In a context such as electrical grid management, “You may have to make a decision in 30 seconds or less,” says Hentenryck. “In that time, you don’t care if the decision is optimal; you care about getting the best solution in the time frame.”

Dynadec, which was in stealth mode until June 9, is already working with customers on pilot projects in areas like vehicle routing, employee scheduling, and inventory management. The company has raised an undisclosed amount of venture funding from Providence-based Liberty Capital Partners and a group of private investors. I interviewed Hentenryck by phone last week. An edited transcript follows.

Xconomy: Tell me briefly about your career path and what led you to launch a company around your optimization techniques.

Pascal Van Hentenryck: I did my PhD in Europe on a new approach to optimization. After my PhD, I worked at European Computer-Industry Research Center on a very different way of approaching optimization problems that was much more combinatorial and less based on traditional math programming techniques. After that I joined Brown and continued to do that kind of work for about 10 years, and some of the products I developed were licensed to ILOG, which was bought by IBM and has been very successful commercially.

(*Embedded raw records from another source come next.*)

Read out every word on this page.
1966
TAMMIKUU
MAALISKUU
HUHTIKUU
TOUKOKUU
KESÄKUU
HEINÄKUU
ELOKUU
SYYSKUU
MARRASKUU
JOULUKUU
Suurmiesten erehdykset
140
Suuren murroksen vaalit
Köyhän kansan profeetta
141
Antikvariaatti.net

Around 2000 we perceived a fundamental change in technology that would affect the optimization world tremendously. I’m talking about the telecom industry, which was really changing the way the world was functioning. You have much more access to data and you can monitor almost all of your activities in real time and know where everything is in your company. So what we decided to do was take a new approach to exploiting that wealth of information.

Instead of doing long-term planning like the airlines typically do—where they schedule where their planes will be a year in advance—we wanted to do some optimization that could be used day-to-day, operationally, to address a different class of problems [in areas like] on-demand logistics, on-demand resource allocation. We did a lot of research to try to scale the technology and find the right techniques to address these problems with under the time constraints that people have.

What that research has been about, in the last seven years, has been finding new ways to deal with uncertainty, and changing optimization from long-term planning to making very quick, high-quality decisions. The work was funded by the NSF and the ONR for a long time, but it was not finding its way into a commercial product. I wanted to seize the opportunity, so I took it to the technology licensing office at Brown.

X: Were they helpful?

PVH: Yes, I think they have been very helpful. They took a couple of months and analyzed the technology, and they founded the company with me and invested the initial capital. So they were very helpful. They really said, “Okay, this looks like a great opportunity.”

X: I’m curious how you take a philosophy of optimization and build a viable product and a company around it.

PVH: That’s a good point. Let me answer in two stages. The first thing I would like to say is, optimization has been widely used, but I don’t think it’s reached its potential. You need, first, a good platform, a good tool, and the platform we have is that. But you also need a lot of expertise in how to use the platform for solving these problems, which are some of the most difficult problems in computer science. You typically have to explore a very large search space in an intelligent manner. So you need both the technology and the modeling expertise. We are not trying to sell technology. We’re trying to be a solutions company and develop sophisticated solutions for a variety of areas like resource allocation, so that people can develop applications faster and specialize them for their own companies.

X: Okay, well, there are companies that move things around in the real world like airlines and then there are companies that make software to help them manage that—ITA Software here in Cambridge would be an example. I can see how an optimization platform might be interesting to ITA, but how many big companies that are doing things on the ground even have the expertise to know that they have an “optimization” problem?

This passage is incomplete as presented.